Throughout his adult life Frank Clark had been a substantial financial contributor to UCLA, from which he had graduated in 1939. In 1980 he was appointed by Governor Jerry Brown to the UC Board of Regents, and he would serve as Chairman of the Board of Regents from 1986 to 1988. He was then reappointed by Governor George Deukmejian to the Board for a 12-year term, through 2000. In 2004 he would receive The UCLA Medal. When he passed away in 2008 at the age of 90, Frank Clark left an indelible imprint on Parker, Milliken, Clark, O’Hara & Samuelian, and he also left his mark on UCLA and the entire UC system which he had served. Dr. Gerald S. Levey, Vice-Chancellor for UCLA Medical Sciences and Dean of the David Geffen School of Medicine at UCLA, called him “one of the most influential regents . . . knowledgeable, wise and articulate. When Regent Clark offered opinions, the regents generally listened.” Today two UCLA healthcare facilities bear his name: the Frank Clark Urology Center in Santa Monica, and the Clark-Morrison Children’s Urological Center.
In late 2006 it was announced that Parker Milliken would take another significant step forward, as the financial services law firm of Ivanjack, Shuck & Milstead would be merged into the firm. In reporting the merger at the time, the Daily Journal noted that Parker Milliken had been founded 20 years before Latham & Watkins opened, and that unlike other firms of its size, “Parker Milliken has not vanished. Instead, it’s growing.” The firm headed by Larry Ivanjack had a strong history of its own and an impeccable reputation, at one time including 35 lawyers across the state. As the Ivanjack partners began to contemplate a possible merger, Tom Shuck recalls, “The main thing we were looking for was someone who shared our desire for long-term relationships.” As the Daily Journal reported, they found that in Parker Milliken. Since the merger became effective on January 1, 2007, the firm’s new Financial Services Department has rapidly expanded and become a vital part of the firm’s practice, and Larry Ivanjack now serves with Rick Robins on the firm’s Administrative Committee.

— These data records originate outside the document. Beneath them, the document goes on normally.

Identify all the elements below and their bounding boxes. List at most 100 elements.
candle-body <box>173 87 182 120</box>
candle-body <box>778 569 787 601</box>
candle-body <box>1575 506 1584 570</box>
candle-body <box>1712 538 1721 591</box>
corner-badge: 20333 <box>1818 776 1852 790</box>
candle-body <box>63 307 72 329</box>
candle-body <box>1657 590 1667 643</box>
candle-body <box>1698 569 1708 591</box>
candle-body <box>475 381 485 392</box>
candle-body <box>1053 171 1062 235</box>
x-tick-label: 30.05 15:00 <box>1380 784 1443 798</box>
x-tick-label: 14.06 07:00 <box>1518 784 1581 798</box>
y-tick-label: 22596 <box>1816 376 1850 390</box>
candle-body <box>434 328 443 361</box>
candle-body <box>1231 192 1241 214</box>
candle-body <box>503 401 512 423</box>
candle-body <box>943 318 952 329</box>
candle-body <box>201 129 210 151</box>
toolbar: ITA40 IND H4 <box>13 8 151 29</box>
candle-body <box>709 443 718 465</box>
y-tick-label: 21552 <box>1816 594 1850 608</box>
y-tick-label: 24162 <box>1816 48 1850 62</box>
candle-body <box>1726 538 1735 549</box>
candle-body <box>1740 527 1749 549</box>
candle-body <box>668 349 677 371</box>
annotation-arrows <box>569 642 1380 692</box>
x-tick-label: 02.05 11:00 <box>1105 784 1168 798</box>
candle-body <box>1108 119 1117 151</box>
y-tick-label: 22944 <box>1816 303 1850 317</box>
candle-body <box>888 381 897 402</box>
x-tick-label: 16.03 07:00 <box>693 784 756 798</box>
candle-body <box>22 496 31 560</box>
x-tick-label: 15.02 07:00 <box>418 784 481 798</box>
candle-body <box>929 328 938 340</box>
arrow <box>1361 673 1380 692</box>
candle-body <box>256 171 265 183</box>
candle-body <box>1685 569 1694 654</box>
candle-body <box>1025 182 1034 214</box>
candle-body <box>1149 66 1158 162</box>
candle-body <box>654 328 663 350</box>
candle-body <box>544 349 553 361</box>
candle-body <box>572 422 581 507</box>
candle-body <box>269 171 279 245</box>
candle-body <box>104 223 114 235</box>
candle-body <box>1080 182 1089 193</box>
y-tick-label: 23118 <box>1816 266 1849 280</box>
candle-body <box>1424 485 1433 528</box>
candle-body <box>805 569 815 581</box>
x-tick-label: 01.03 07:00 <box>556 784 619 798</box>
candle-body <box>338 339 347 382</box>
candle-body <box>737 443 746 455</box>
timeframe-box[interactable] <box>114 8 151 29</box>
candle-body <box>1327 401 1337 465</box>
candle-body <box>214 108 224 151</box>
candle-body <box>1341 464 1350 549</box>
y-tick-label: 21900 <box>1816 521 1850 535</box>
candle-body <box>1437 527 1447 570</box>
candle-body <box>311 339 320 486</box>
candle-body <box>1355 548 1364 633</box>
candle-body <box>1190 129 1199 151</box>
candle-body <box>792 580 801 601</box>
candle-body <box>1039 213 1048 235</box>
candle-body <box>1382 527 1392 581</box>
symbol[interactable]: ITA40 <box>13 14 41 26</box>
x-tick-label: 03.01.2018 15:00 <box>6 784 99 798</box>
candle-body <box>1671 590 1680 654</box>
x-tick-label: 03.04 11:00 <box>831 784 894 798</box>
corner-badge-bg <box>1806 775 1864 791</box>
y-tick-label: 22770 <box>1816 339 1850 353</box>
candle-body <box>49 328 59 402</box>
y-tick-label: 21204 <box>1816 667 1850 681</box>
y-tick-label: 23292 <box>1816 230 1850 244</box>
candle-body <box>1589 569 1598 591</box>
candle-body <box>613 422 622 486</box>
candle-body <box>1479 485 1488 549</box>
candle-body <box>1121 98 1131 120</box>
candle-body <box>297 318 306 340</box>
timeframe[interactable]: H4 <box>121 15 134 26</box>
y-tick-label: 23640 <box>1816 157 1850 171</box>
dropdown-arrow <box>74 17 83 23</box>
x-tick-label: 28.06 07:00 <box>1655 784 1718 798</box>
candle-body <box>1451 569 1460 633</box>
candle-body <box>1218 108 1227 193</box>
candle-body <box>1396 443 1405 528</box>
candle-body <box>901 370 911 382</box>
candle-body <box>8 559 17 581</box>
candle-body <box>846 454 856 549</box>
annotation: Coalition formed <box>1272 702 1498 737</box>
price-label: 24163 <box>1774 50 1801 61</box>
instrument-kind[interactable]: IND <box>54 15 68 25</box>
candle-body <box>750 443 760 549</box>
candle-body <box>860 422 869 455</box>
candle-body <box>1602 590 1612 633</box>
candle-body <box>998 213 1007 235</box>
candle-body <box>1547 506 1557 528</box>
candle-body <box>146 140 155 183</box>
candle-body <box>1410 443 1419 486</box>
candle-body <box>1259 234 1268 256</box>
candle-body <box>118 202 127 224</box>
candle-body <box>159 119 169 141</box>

In addition to the hands-on servicing of the needs of the firm’s clients by senior attorneys of the firm, one of the enduring hallmarks of the firm has been the loyalty and steadfastness of its attorneys. In an era where attorneys join and depart firms on a very regular basis, a great number of Parker Milliken’s attorneys have devoted their entire careers to the firm and its clients.
The story of Parker Milliken, which has endured through depressions, recessions, and two world wars, does not end here, of course. All indicators suggest that Claude I. Parker’s law firm still has a long way to go and will maintain its tradition of providing expert legal services by its well-credentialed and experienced loyal attorneys.